I was impatient to go through the main gates into Red Square but Galina held us all up with some unnecessary commentary and so I wandered off ahead of the group and towards the Resurrection Gate (demolished by Stalin in 1931 and rebuilt in 1995) and into a cobbled area next to which on one side was the green and ochre Kazan Cathedral (demolished by Stalin in 1936 and rebuilt in 1995) and the red brick Russian historical museum (which for some reason Stalin didn’t demolish) and in front of me Red Square, a place that I had never dared to imagine that I would ever visit.
Etched in my mind are grainy images from the 1960s of Russia’s annual May Day Parade when a cheerless looking Politburo would sit close to Lenin’s tomb and watch an endless procession of goose stepping troops and weapons of mass destruction that were going to wipe us off the face of the earth troop by in what seemed to be a provocative display deliberately choreographed to create paranoia and fear in the west.
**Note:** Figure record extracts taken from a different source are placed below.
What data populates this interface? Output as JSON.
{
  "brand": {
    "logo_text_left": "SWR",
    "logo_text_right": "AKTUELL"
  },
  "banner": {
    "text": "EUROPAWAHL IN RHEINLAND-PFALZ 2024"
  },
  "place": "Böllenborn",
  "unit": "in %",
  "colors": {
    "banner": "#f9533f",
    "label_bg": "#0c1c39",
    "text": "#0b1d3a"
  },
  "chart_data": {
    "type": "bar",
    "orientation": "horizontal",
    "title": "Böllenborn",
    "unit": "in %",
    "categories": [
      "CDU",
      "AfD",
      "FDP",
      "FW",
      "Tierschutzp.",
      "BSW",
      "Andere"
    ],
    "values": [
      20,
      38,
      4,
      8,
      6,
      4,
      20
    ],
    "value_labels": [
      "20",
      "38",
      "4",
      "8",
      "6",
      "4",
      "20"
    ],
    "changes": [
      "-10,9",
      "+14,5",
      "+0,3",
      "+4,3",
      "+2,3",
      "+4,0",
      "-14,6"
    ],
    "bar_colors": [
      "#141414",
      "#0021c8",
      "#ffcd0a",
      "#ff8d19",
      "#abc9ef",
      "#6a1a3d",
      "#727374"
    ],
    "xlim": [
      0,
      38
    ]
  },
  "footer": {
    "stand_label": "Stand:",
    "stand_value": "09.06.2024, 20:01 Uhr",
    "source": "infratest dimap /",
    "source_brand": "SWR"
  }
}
The pictures were always dull, grainy and grey and my image of Moscow was always that it was a lacklustre, soulless and dreary place so what a surprise it was now to find a vibrant and colourful scene, a square brimming with activity and effervescent energy, a vibrant place with happy smiling people, exciting and lively and crowned by the iconic brightly painted onion domes of St. Basil’s Cathedral at the opposite end.
Like a child on Christmas Day finding a pile of presents at the bottom of the bed I wanted to dive in straight away, the sun was shining and I was at last released from the confines of the tour bus and I just wanted to soak it up but Kim was tired and hungry so for the time being I had to concede to the lure of the shopping mall and the promise of a restaurant within.
Not just any shopping mall however but ‘Glavnyi Universalnyi Magazin’ or GUM, the most famous department store in Moscow. The once grim and dingy store filled with the endless queues that epitomised the Soviet era is now a fashionable, airy building full of fountains, flowers, bars and restaurants that stretches along one side of Red Square.
This mall was built in the late nineteenth century to replace a covered market and originally contained over a thousand stores. It is built on three levels with a vaulted glass roof and even today resembles a modern cathedral. On this first visit, thirsty and hungry we ignored the rows of designer shops and made for No. 57 CTOΛOBAЯ, the recommended restaurant on the third floor with a noble history of providing good quality, reasonably priced food for the proletariat. We picked up a tray, waited in line, selected our food and took it to our chosen table and it turned out to be really, really good, probably the best meal we had had so far in Russia.
After the meal we left the mall and went back into Red Square where the sun was still shining and we made our way though the security lines which were there on account of a youth sporting event and made our way towards St. Basil’s Cathedral with its complex architectural design and nine iconic domes rising like the flames of a bonfire into the sky.
There wasn’t enough time to go in today so we thought we’d leave that until later but we walked around the exterior, gazing with amazement at the riot of tiered gables, tented roofs and twisted onion domes, each of which contains an individual chapel, and enjoying being in this very special place.
By now it was approaching two o’clock and the appointed rendezvous time with Galina and the coach so we swept through Red Square in the knowledge that we would be back tomorrow to spend more time there, through a street market where once again Kim suffered from indecision about Matryoshka doll selection so we purchased none and back to Resurrection Gate where Galina gathered everyone up in a mother hen sort of way and escorted us back to the coach.